Kegagalan konstituante untuk menyusun dan menetapkan sebuah Undang-Undang Dasar serta perdebatan- perdebatan di dalamnya, mengakibatkan situasi politik semakin tidak menentu.
Kondisi ini mendorong Presiden Soekarno mengambil langkah yang sesungguhnya bertentangan dengan undang-undang (inkonstitusional).

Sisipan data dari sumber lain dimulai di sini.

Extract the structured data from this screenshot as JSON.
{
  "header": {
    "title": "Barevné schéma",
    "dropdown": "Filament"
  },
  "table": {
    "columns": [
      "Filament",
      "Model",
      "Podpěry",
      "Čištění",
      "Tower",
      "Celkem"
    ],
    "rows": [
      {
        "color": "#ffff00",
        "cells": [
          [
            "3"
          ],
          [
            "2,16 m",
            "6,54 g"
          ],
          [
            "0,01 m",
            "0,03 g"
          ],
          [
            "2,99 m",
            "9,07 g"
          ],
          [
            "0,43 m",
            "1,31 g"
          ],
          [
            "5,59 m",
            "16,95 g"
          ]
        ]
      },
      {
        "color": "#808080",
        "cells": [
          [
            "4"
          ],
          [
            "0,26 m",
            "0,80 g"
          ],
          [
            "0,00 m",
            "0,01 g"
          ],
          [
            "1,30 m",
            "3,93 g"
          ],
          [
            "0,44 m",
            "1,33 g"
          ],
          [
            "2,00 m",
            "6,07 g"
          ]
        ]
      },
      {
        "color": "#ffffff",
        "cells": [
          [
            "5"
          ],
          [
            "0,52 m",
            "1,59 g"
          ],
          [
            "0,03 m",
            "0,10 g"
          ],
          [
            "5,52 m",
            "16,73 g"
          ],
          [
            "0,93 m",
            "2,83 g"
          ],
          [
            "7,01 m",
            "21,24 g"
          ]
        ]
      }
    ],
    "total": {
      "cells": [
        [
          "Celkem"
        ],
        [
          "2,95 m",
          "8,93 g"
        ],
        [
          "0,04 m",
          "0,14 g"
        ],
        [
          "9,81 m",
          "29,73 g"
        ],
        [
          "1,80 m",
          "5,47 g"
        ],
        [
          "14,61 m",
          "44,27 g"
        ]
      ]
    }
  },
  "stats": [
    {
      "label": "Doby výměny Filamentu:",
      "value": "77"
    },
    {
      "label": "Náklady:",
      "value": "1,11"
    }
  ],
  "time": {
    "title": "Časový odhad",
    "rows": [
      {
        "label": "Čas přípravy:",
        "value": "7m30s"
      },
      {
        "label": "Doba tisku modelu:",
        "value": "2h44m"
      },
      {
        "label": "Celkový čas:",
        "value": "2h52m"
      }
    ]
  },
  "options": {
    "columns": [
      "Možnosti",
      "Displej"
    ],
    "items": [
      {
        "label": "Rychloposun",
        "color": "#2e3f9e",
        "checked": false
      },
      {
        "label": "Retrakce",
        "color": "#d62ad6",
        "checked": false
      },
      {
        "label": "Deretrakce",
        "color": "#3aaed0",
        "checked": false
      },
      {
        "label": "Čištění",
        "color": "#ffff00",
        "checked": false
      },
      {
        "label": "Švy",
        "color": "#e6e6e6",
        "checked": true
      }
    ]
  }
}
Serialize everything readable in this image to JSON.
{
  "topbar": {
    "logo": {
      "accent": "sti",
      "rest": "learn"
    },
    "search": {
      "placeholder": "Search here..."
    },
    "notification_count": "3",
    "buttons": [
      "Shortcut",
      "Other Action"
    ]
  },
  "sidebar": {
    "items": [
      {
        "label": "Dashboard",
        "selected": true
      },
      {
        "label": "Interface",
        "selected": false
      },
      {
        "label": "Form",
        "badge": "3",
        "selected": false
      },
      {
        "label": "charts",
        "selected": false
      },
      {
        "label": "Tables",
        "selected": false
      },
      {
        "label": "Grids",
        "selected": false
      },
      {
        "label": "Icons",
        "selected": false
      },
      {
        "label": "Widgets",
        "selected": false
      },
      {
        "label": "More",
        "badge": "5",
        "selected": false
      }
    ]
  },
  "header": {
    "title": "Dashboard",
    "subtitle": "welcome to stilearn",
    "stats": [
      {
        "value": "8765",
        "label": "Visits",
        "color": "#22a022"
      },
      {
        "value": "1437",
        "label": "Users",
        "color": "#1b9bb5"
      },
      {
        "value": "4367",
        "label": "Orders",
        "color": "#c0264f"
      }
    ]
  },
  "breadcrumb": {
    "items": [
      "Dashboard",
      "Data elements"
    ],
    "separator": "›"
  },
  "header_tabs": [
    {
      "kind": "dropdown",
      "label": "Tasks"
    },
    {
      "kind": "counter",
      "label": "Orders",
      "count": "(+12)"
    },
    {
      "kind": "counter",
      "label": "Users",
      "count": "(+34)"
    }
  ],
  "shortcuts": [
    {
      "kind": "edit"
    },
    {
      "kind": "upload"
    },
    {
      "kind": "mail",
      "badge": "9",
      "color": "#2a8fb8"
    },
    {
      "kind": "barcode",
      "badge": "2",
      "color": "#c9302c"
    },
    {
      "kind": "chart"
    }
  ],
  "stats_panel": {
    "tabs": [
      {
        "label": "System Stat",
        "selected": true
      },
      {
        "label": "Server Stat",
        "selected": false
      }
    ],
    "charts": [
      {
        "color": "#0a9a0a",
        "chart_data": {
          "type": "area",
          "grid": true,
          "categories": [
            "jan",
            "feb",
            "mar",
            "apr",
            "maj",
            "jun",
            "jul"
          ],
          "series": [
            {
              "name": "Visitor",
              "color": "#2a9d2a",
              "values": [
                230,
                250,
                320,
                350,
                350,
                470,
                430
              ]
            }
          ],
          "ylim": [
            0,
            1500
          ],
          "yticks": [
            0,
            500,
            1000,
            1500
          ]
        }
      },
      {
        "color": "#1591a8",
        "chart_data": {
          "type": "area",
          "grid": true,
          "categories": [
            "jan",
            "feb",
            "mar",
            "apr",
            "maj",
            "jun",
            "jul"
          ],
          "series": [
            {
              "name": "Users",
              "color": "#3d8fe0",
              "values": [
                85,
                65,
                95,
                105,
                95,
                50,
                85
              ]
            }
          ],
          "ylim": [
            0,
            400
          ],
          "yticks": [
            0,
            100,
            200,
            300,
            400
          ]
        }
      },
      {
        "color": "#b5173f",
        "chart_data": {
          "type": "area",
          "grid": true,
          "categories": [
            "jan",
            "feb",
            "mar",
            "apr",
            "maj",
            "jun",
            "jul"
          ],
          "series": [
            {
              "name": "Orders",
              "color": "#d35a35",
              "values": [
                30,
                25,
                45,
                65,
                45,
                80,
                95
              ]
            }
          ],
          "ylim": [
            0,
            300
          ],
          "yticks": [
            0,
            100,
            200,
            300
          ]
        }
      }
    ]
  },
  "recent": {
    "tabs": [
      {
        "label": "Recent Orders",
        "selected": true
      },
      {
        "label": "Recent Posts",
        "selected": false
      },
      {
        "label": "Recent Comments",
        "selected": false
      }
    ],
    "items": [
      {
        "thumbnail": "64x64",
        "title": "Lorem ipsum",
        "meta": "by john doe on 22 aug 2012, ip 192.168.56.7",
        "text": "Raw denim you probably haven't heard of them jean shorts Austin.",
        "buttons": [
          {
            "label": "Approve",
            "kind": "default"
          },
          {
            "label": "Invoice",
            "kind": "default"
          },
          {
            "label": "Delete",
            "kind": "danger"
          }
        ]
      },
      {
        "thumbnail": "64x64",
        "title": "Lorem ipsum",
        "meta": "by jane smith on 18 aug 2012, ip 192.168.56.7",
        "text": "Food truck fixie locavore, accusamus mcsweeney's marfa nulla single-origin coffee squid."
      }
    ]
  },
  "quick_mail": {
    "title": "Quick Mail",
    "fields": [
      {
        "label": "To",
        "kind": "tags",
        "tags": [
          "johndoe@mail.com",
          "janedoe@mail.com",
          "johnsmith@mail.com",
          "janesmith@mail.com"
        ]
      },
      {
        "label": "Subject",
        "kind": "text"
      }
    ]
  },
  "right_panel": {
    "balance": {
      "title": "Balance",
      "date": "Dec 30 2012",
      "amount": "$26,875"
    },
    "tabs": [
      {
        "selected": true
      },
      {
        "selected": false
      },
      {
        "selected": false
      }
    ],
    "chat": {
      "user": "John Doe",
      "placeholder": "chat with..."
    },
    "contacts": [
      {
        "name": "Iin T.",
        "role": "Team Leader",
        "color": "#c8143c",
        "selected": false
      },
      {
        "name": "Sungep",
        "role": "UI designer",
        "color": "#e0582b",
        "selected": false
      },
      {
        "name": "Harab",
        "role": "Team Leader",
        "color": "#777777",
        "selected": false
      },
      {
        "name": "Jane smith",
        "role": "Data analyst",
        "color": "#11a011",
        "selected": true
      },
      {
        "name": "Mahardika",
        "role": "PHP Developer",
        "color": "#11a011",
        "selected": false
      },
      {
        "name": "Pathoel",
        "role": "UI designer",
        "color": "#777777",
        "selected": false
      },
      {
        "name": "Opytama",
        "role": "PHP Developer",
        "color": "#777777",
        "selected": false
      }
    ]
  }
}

Pada tanggal 5 Juli 1959 dalam suatu program resmi di Istana Merdeka, Presiden Soekarno mengeluarkan dekrit yang selanjutnya dikenal sebagai Dekrit Presiden 5 Juli 1959.
Inti dari Dekrit Presiden ini sebagai berikut.
- Pembubaran konstituante.
- Berlakunya kembali Undang-Undang Dasar 1945 dan tidak berlakunya UUDS 1950.
- Pembentukan MPRS dan DPAS.
Dengan dekrit ini, berarti Kabinet Parlementer di bawah pimpinan Perdana Menteri Djuanda dinyatakan demisioner.
Kabinet digantikan oleh Kabinet Presidensial yang eksklusif dipimpin oleh Presiden Soekarno. Dalam perkembangannya, Dekrit Presiden 5 Juli 1959 menjadi tonggak bagi pelaksanaan demokrasi terpimpin di Indonesia.
Pada masa demokrasi terpimpin, Presiden Soekarno mempunyai kekuasaan yang besar. Bahkan, pada tanggal 5 Maret 1960 Presiden Soekarno mempunyai kemampuan untuk membubarkan dewan perwakilan rakyat hasil pemilu 1955.
Selain itu, melalui Penetapan Presiden No. 2 Tahun 1959, Presiden Soekarno membentuk MPRS yang anggota-anggotanya diangkat dan diberhentikan oleh presiden.